There’s nothing that escapes people’s notice in the {Mexican migrant] camp in this time of connectivity, and they already know that CBP is releasing some families at our Brownsville bus station. We don’t know the specifics of why there is an increase in people leaving CBP custody to travel to their sponsors, but we have received about 50 people a day at our bus station for the past several days.

Some of the migrants are so poor they will need further aid when they arrive at their target cities and towns, the Brownsville group reported:

Volunteers will eventually be needed countrywide to receive these families, orient them, and help them adjust to their new homes.

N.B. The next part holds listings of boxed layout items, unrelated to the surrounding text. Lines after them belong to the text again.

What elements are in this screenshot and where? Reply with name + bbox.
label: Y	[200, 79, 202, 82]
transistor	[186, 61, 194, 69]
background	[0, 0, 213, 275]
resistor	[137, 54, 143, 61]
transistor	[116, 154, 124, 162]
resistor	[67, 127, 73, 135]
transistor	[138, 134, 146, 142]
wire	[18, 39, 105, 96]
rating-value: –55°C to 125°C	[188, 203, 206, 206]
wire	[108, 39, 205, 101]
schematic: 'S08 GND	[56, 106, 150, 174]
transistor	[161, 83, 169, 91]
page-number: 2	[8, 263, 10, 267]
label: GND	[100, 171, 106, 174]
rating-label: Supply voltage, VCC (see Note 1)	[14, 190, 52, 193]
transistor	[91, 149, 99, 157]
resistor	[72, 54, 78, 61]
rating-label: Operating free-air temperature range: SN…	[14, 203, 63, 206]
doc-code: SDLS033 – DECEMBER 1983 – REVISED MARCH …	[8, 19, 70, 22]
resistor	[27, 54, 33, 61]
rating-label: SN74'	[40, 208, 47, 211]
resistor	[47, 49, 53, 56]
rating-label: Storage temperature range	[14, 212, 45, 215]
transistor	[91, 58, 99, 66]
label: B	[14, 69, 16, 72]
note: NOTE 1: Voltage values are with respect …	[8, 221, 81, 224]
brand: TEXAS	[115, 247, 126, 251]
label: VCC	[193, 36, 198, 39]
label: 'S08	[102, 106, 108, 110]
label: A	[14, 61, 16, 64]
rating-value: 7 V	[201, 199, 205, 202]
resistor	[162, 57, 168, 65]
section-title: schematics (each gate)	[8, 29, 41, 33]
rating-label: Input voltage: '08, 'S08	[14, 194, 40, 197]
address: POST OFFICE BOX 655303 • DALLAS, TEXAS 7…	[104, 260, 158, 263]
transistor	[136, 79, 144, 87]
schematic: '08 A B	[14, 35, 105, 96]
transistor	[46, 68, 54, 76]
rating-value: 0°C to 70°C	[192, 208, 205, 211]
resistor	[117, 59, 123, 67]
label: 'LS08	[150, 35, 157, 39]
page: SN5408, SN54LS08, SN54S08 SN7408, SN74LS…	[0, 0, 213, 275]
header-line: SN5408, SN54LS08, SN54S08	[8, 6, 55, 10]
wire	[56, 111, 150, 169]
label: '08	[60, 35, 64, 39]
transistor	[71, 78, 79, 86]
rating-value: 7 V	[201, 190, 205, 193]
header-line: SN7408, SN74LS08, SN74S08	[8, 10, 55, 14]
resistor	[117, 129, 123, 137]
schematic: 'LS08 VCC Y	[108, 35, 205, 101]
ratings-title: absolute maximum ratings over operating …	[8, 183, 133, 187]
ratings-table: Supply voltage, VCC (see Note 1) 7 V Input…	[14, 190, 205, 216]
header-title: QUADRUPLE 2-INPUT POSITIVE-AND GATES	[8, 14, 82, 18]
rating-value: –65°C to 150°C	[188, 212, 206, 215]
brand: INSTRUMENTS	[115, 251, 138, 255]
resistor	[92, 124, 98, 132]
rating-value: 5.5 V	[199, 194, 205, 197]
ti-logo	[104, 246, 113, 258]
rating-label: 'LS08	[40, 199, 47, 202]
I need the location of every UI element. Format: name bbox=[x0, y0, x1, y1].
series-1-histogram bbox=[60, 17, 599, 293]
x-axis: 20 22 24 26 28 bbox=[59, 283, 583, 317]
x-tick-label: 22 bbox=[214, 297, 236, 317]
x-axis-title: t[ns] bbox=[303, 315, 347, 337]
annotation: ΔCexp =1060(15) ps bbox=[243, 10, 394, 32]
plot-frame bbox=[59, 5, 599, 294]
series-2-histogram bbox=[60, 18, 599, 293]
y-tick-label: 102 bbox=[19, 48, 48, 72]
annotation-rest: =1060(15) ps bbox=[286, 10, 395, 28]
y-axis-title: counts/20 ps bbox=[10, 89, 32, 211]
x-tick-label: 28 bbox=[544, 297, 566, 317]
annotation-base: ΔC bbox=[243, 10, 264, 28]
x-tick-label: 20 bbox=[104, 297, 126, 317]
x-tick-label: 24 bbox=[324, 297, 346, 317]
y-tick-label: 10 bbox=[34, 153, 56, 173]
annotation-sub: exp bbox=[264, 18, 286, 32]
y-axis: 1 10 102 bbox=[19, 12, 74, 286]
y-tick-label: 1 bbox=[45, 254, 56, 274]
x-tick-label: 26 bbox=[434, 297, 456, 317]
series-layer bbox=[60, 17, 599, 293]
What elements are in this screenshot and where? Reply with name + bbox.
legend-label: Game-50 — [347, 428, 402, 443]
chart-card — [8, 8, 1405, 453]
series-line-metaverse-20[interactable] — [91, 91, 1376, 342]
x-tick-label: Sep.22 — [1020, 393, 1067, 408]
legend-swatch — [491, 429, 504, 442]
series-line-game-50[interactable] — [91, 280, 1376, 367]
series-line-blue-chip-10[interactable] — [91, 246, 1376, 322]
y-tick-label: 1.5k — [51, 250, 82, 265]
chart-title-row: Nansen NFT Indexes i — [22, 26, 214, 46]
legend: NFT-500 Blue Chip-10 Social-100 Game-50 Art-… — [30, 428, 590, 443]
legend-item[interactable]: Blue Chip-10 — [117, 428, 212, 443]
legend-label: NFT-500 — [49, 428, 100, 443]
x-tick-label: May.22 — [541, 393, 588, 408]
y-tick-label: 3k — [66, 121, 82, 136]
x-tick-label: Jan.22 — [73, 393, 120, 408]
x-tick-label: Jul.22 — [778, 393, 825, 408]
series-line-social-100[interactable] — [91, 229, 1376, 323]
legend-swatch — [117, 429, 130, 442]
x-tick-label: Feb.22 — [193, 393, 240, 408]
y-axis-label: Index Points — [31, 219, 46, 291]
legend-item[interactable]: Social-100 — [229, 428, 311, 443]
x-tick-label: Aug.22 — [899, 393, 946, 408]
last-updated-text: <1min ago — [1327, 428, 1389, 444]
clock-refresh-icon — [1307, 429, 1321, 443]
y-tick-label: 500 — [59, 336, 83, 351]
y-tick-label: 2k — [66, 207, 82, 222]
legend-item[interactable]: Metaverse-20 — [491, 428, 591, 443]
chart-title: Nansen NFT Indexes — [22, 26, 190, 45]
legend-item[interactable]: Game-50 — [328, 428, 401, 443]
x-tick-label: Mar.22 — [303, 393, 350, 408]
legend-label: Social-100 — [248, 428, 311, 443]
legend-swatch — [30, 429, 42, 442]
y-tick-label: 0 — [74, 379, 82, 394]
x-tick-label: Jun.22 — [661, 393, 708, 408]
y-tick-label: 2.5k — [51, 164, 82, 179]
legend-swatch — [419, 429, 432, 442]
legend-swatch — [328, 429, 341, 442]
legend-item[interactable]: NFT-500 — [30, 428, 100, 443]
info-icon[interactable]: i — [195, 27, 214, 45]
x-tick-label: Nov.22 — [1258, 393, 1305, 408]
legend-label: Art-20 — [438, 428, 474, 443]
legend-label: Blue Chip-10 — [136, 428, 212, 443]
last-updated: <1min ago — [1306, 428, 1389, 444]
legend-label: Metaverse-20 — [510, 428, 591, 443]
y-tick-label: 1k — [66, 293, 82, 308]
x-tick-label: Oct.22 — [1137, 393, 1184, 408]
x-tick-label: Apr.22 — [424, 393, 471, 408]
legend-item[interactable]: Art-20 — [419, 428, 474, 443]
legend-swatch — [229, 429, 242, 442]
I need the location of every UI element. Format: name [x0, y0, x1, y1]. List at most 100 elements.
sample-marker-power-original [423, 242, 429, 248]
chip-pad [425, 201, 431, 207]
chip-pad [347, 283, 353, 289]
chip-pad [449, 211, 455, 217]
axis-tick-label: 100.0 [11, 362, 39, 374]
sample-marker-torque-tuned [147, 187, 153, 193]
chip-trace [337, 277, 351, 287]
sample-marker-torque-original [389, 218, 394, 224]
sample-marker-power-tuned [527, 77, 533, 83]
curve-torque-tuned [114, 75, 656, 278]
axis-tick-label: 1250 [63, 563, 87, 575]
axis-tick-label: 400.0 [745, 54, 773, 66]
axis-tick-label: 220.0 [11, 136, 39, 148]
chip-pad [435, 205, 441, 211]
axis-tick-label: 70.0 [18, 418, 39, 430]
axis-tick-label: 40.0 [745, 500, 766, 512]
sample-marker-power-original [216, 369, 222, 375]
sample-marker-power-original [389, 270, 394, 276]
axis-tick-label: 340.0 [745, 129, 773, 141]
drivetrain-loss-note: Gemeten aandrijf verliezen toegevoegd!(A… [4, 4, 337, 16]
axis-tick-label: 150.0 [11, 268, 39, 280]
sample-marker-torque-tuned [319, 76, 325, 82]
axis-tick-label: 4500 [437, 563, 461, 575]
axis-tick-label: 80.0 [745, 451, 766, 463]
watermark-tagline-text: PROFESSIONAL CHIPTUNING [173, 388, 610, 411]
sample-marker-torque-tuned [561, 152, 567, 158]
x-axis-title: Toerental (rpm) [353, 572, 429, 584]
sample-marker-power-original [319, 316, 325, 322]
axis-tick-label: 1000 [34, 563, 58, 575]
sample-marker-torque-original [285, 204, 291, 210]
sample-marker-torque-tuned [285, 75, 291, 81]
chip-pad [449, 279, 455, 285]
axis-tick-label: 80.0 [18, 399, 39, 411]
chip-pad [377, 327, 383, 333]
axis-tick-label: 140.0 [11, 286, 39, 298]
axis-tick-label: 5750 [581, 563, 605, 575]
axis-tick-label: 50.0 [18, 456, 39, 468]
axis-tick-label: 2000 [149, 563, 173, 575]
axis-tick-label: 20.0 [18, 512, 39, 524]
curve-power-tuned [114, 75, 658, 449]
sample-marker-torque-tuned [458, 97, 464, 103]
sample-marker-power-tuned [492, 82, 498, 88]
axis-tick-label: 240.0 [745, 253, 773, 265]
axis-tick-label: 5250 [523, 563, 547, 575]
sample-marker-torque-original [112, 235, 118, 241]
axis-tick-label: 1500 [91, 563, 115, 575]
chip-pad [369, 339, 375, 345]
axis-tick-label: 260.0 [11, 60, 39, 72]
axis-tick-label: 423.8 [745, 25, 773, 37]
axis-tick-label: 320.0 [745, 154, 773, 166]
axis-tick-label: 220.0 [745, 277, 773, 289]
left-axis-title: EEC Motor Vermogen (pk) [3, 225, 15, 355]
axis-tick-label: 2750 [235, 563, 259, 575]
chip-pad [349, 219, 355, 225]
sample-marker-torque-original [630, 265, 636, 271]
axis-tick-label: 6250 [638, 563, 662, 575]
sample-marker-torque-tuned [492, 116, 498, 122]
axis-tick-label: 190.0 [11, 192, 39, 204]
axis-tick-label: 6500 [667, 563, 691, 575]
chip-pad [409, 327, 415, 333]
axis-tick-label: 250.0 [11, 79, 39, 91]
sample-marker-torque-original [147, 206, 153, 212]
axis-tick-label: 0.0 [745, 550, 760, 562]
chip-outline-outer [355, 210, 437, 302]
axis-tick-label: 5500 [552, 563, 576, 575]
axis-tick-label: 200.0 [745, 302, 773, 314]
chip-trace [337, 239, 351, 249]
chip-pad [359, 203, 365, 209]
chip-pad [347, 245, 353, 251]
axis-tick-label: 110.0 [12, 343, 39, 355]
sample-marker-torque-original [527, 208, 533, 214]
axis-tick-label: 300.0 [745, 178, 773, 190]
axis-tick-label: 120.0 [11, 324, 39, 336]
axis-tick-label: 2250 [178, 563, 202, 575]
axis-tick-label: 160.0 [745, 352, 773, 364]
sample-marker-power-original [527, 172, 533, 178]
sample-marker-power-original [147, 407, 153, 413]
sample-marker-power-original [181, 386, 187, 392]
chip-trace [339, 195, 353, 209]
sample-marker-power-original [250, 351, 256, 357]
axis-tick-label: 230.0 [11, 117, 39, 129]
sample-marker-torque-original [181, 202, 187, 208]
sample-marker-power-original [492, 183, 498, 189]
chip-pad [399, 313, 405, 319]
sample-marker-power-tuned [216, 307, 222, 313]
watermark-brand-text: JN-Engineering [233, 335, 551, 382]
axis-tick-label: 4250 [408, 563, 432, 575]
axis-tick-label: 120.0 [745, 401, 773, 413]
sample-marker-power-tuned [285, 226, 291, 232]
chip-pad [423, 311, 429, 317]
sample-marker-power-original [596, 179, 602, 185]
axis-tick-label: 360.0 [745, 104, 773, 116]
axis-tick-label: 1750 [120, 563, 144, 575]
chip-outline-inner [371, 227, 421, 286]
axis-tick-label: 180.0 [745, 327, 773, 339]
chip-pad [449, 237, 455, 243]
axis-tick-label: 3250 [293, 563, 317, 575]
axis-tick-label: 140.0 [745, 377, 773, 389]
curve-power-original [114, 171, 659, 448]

Too often, we’ve gotten desperate calls from families who have arrived at their sponsor’s home only to realize that there is no room, not enough money to feed everyone, and no resources to help.

The economic migration into Americans’ jobs is expected to grow rapidly as coyotes escort more fee-paying migrants through the emerging “family unification” policy loophole in U.S. border laws.

Roughly half of the 3.5 million migrants who arrived between 2014 and 2020 are still in the United States, according to a December report by the Department of Homeland Security.

For years, a wide variety of pollsters have shown deep and broad opposition to labor migration — or the hiring of temporary contract workers into the jobs sought by young U.S. graduates.

The multiracial, cross-sex, non-racist, class-based, priority-driven, and solidarity-themed opposition to labor migration coexists with generally favorable personal feelings toward legal immigrants and immigration in theory.

The deep public opposition is built on the widespread recognition that migration moves money from employees to employers, from families to investors, from young to old, from children to their parents, from homebuyers to real estate investors, and from the central states to the coastal states.